Marcelo – Sem dúvida. O estado tem um potencial enorme. Inclusive, em 2025, o Serviço Geológico do Brasil atualizou o mapa geológico do Amapá, o que amplia a capacidade de identificar áreas promissoras. Mas é importante dizer: indício não é certeza. Só com campanhas de sondagem, perfuração e estudos econômicos é que se confirma uma mina viável.
Diário – O maior gargalo hoje é a logística?
Marcelo – É o principal gargalo. Com a ferrovia paralisada, toda a produção depende do modal rodoviário, que é muito mais caro. Para se ter uma ideia, transportar minério por caminhão até o Porto de Santana pode custar cerca de U$ 90 [dólares] por tonelada. Pela ferrovia, esse custo já foi de aproximadamente U$ 14 por tonelada. É uma diferença absurda.

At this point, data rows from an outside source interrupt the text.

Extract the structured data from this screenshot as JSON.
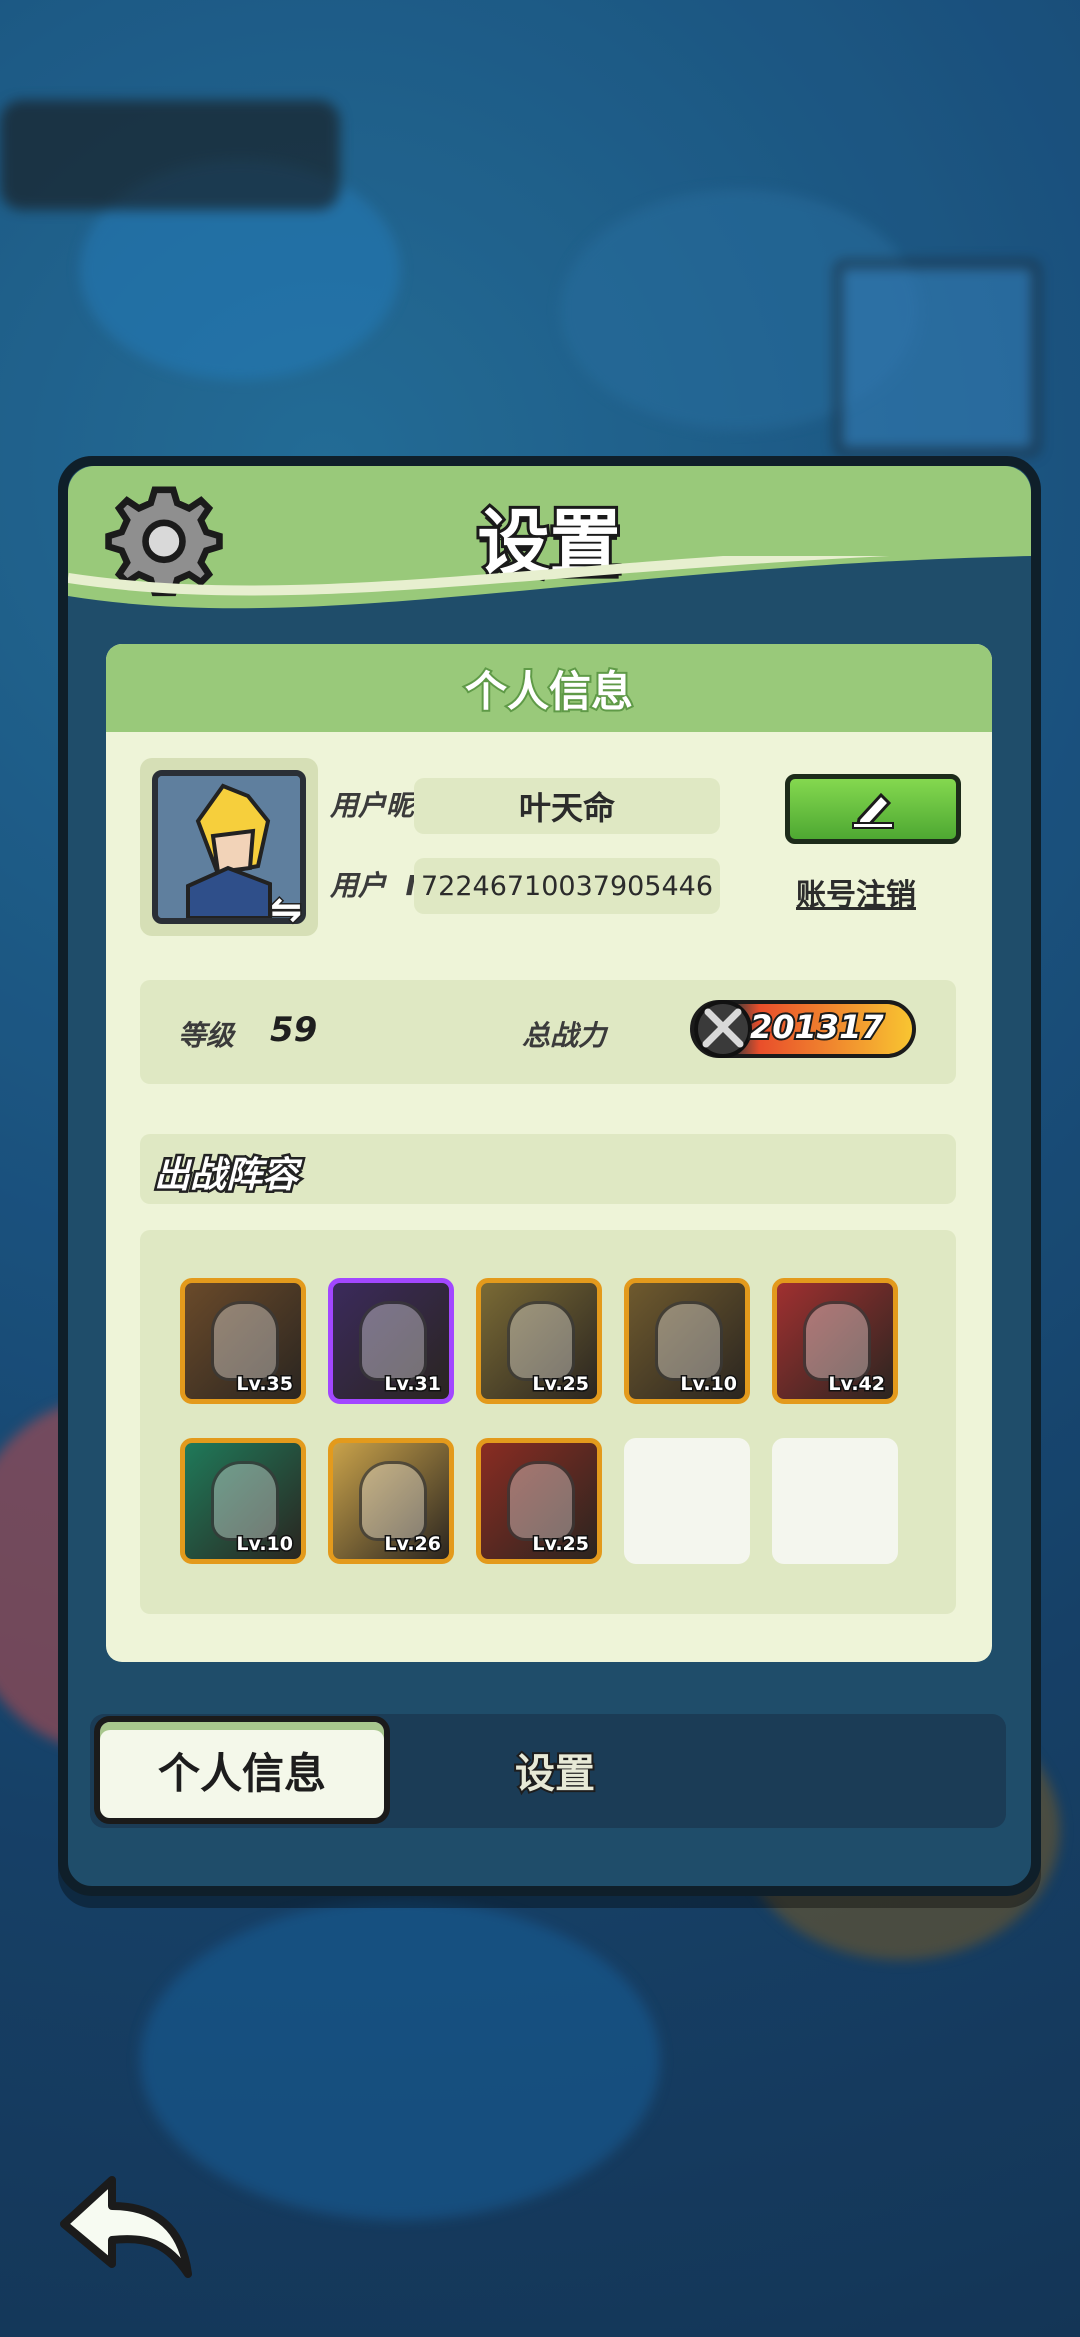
{
  "dialog": {
    "title": "设置"
  },
  "profile_card": {
    "header": "个人信息",
    "nickname_label": "用户昵称",
    "nickname": "叶天命",
    "id_label": "用户  ID",
    "user_id": "7224671003790544​6",
    "cancel_account_link": "账号注销",
    "level_label": "等级",
    "level": "59",
    "power_label": "总战力",
    "power": "201317",
    "lineup_header": "出战阵容"
  },
  "heroes": [
    {
      "level": "Lv.35",
      "frame": "orange",
      "accent": "#6a4a2a"
    },
    {
      "level": "Lv.31",
      "frame": "purple",
      "accent": "#3b2a5c"
    },
    {
      "level": "Lv.25",
      "frame": "orange",
      "accent": "#7a6a35"
    },
    {
      "level": "Lv.10",
      "frame": "orange",
      "accent": "#6f5a2e"
    },
    {
      "level": "Lv.42",
      "frame": "orange",
      "accent": "#a03030"
    },
    {
      "level": "Lv.10",
      "frame": "orange",
      "accent": "#1f7a5a"
    },
    {
      "level": "Lv.26",
      "frame": "orange",
      "accent": "#c9a24a"
    },
    {
      "level": "Lv.25",
      "frame": "orange",
      "accent": "#8a2c22"
    },
    {
      "level": "",
      "frame": "empty",
      "accent": "#f4f6ee"
    },
    {
      "level": "",
      "frame": "empty",
      "accent": "#f4f6ee"
    }
  ],
  "tabs": {
    "active": "个人信息",
    "inactive": "设置"
  },
  "colors": {
    "panel_header": "#99c97a",
    "card_bg": "#eef4d8",
    "edit_button": "#5bb83a",
    "hero_frame_orange": "#e39a1c",
    "hero_frame_purple": "#a247ff"
  }
}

Diário – E o transporte marítimo é o mais viável?
Marcelo – Sim. Hoje, os navios que operam no Amapá carregam até cerca de 48 mil toneladas. Se conseguirmos aumentar o calado e operar navios de até 75 mil toneladas, o custo do frete marítimo cai significativamente. Cada 20 centímetros a mais de calado representa cerca de 2 mil toneladas extras por embarcação.
Diário – A ferrovia pode atender outros setores além da mineração?
Marcelo – Com certeza. A ferrovia tem um papel social e econômico. No passado, ela transportava passageiros e ajudava a agricultura familiar a escoar produção para Macapá. Hoje, com o crescimento do agronegócio, especialmente da soja, a ferrovia pode voltar a ser estratégica para reduzir custos logísticos e impulsionar o desenvolvimento regional.
Diário – Atualmente, em quais projetos você atua como consultor?
Marcelo – Além de projetos minerais tradicionais, participo de uma iniciativa muito interessante na área de remineralizadores. O Amapá não tem mina de calcário, mas identificamos rochas com teores relevantes de cálcio e magnésio na região de Vila Nova, que podem ser usadas para corrigir a acidez do solo. Isso é fundamental para o avanço do agronegócio no estado.
Diário – O senhor está otimista então?
Marcelo – Com ferrovia operando, porto mais competitivo e segurança regulatória, o Amapá tem tudo para voltar a ser um grande polo mineral. Minério existe. O desafio é criar as condições para explorá-lo de forma sustentável e economicamente viável.